The Irish are so afraid of death, having been at close quarters to it at its most violent for so many centuries. Its familiarity has bred terror. If only it had bred contempt, then perhaps the fighting would have stopped. Contempt is a narrower emotion than fear and eventually gives way to indifference. It could become more of a torture to keep one’s enemy alive.

It’s quiet where you are. Have you gone? Perhaps to buy coffee, perhaps to escape me. I can never predict what you will do next.

I open the door quickly and you turn from the window, my carryall in your hand.

‘I was looking for cigarettes.’

 

She hands them to me from her pocket.

‘I have given you some money,’ I tell her. ‘Enough to get out, enough to get home at the other end.’

She is staring at me, tapping her hairbrush against her thigh.
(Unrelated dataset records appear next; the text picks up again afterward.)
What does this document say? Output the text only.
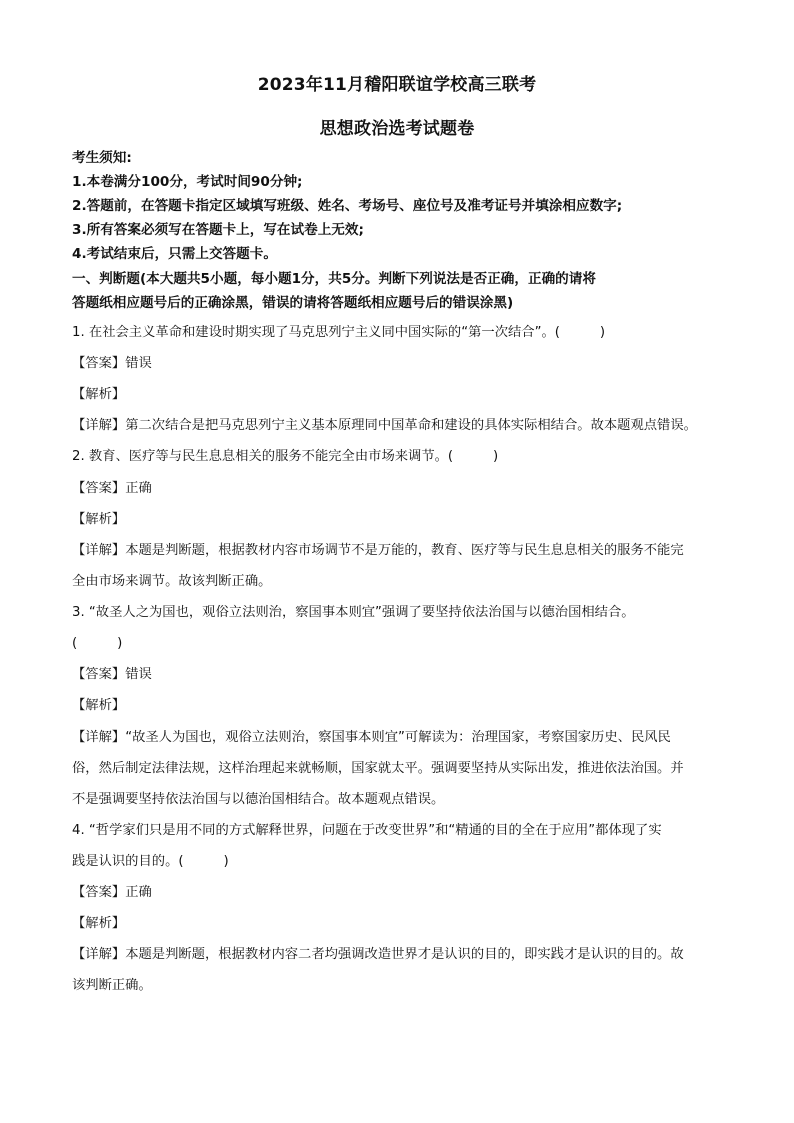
2023年11月稽阳联谊学校高三联考
思想政治选考试题卷
考生须知:
1.本卷满分100分，考试时间90分钟;
2.答题前，在答题卡指定区域填写班级、姓名、考场号、座位号及准考证号并填涂相应数字;
3.所有答案必须写在答题卡上，写在试卷上无效;
4.考试结束后，只需上交答题卡。
一、判断题(本大题共5小题，每小题1分，共5分。判断下列说法是否正确，正确的请将
答题纸相应题号后的正确涂黑，错误的请将答题纸相应题号后的错误涂黑)
1. 在社会主义革命和建设时期实现了马克思列宁主义同中国实际的“第一次结合”。(　　　)
【答案】错误
【解析】
【详解】第二次结合是把马克思列宁主义基本原理同中国革命和建设的具体实际相结合。故本题观点错误。
2. 教育、医疗等与民生息息相关的服务不能完全由市场来调节。(　　　)
【答案】正确
【解析】
【详解】本题是判断题，根据教材内容市场调节不是万能的，教育、医疗等与民生息息相关的服务不能完
全由市场来调节。故该判断正确。
3. “故圣人之为国也，观俗立法则治，察国事本则宜”强调了要坚持依法治国与以德治国相结合。
(　　　)
【答案】错误
【解析】
【详解】“故圣人为国也，观俗立法则治，察国事本则宜”可解读为：治理国家，考察国家历史、民风民
俗，然后制定法律法规，这样治理起来就畅顺，国家就太平。强调要坚持从实际出发，推进依法治国。并
不是强调要坚持依法治国与以德治国相结合。故本题观点错误。
4. “哲学家们只是用不同的方式解释世界，问题在于改变世界”和“精通的目的全在于应用”都体现了实
践是认识的目的。(　　　)
【答案】正确
【解析】
【详解】本题是判断题，根据教材内容二者均强调改造世界才是认识的目的，即实践才是认识的目的。故
该判断正确。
She wants to ask me where I got it from.

‘It’s here.’ I touch the side pocket of the bag.

She turns away from me, picking up pins and combs from the table and twisting her hair in the English-lady way she has. There are too many ironies about her for me to take her seriously.
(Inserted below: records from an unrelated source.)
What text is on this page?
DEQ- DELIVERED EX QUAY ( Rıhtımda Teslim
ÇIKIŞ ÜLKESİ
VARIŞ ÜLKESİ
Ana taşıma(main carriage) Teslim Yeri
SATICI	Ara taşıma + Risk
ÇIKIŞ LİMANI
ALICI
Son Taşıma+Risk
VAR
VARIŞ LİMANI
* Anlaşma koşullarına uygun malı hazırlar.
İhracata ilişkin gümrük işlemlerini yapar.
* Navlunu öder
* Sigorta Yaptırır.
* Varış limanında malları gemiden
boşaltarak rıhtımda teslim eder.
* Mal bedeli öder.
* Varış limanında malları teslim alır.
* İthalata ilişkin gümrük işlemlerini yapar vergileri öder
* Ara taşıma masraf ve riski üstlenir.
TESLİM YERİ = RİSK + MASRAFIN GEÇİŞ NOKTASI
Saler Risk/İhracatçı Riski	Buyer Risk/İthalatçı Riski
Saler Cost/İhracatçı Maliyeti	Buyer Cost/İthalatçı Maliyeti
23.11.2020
‘I’m hungry.’ She looks up at me from under those white eyelids.

‘They will feed you on the plane.’

‘I’m hungry now.’

‘Too bad.’ Now she’ll cry.

 

But I won’t. I will just pick up my bag and go through the door ahead of you. I won’t even look back to see of you are following me. Just this once I will trust you to be there.

 

The cab stinks. Someone has vomited here in the early hours of the morning. Someone drunk and despairing. The driver notices her quell a retch, and smirks.
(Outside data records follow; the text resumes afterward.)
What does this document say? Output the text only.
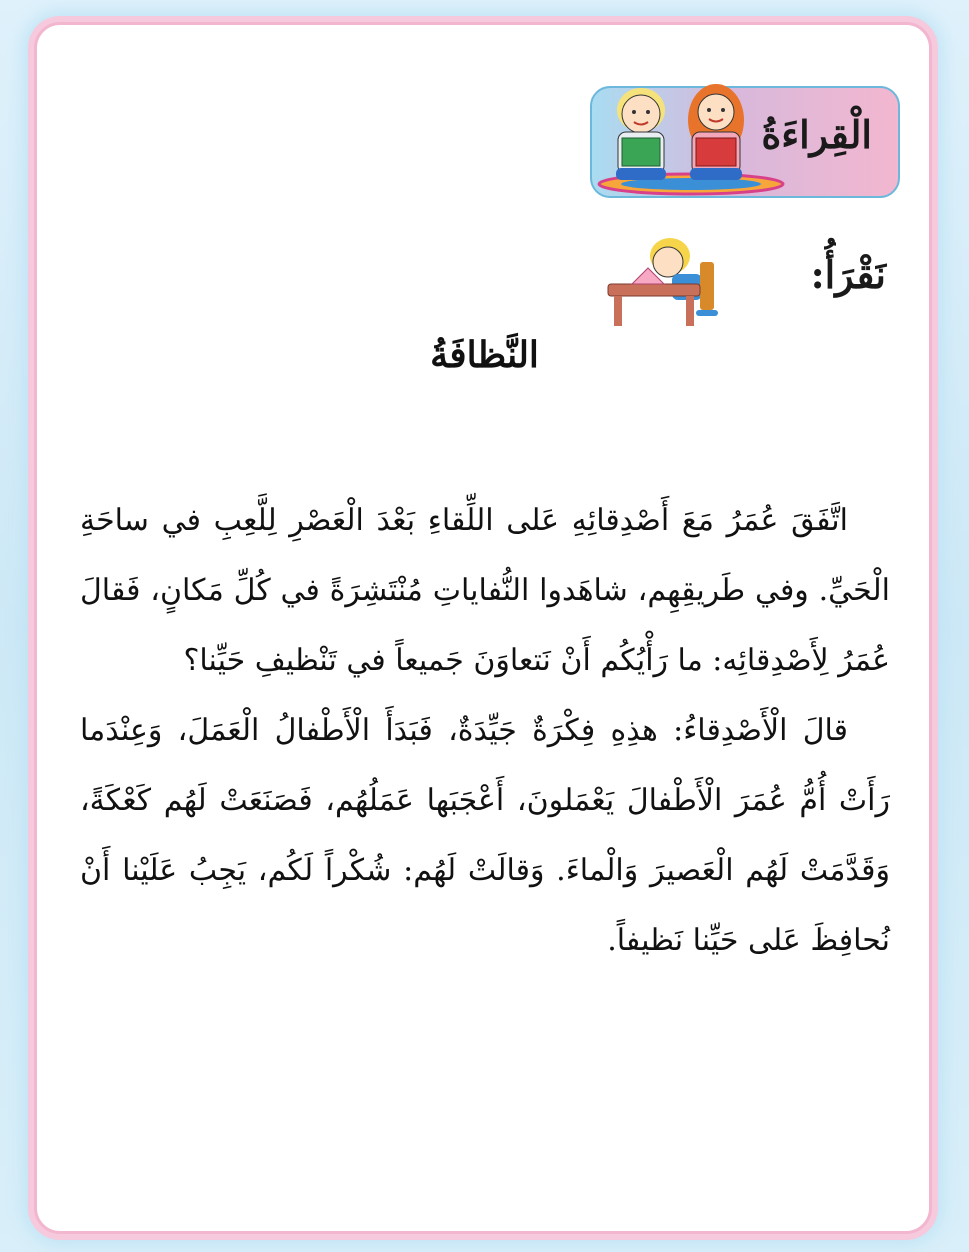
الْقِراءَةُ
نَقْرَأُ:
النَّظافَةُ

اتَّفَقَ عُمَرُ مَعَ أَصْدِقائِهِ عَلى اللِّقاءِ بَعْدَ الْعَصْرِ لِلَّعِبِ في ساحَةِ الْحَيِّ. وفي طَريقِهِم، شاهَدوا النُّفاياتِ مُنْتَشِرَةً في كُلِّ مَكانٍ، فَقالَ عُمَرُ لِأَصْدِقائِه: ما رَأْيُكُم أَنْ نَتعاوَنَ جَميعاً في تَنْظيفِ حَيِّنا؟

قالَ الْأَصْدِقاءُ: هذِهِ فِكْرَةٌ جَيِّدَةٌ، فَبَدَأَ الْأَطْفالُ الْعَمَلَ، وَعِنْدَما رَأَتْ أُمُّ عُمَرَ الْأَطْفالَ يَعْمَلونَ، أَعْجَبَها عَمَلُهُم، فَصَنَعَتْ لَهُم كَعْكَةً، وَقَدَّمَتْ لَهُم الْعَصيرَ وَالْماءَ. وَقالَتْ لَهُم: شُكْراً لَكُم، يَجِبُ عَلَيْنا أَنْ نُحافِظَ عَلى حَيِّنا نَظيفاً.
I didn’t mean to give you more life than you already have. Sometimes among all the changes, running from city to city, I have almost felt sorry for you.

This is the last time we will ride together. You and I have done rather well. But you would thank me afterwards, if you could, for this solitary flight. For the release, the ticket to a quiet place.

People will look up between the buildings and see a knife flash in the sky, a red slash in the belly of God. That will be you.

Later on dusty streets I will think of you and wonder if it is you between my toes.

 

My brain is clogged with hormones that make me bovine. I can’t think clearly. Your face has a strange sheen to it, lilac through the brown, like the dark face of a stained-glass saint with the sun behind you.

 

Your neck has the feel of steamed fish, a delicate meat. I would like to bite it, but we are surrounded by sweating bodies in cars. If we were alone I would do it, and you would scream. Women like you like pain, each spin of the clock to be a rimless wheel.

I lift the coins from my pocket and pay the driver. They fall into his palm, disappear. I carry your bags, your glittering death.

 

I am strapped in, numbed from the long wait. I ask a hostess for water. There is dust in my mouth.

I will go home and stand in the rain, be polished by the tears of God. When the sun comes out I’ll watch the limpid hills, and wait for the fiery blast, the simoon.

You will never come.

You would not survive in my country with its mad, old war, and I would never survive in yours.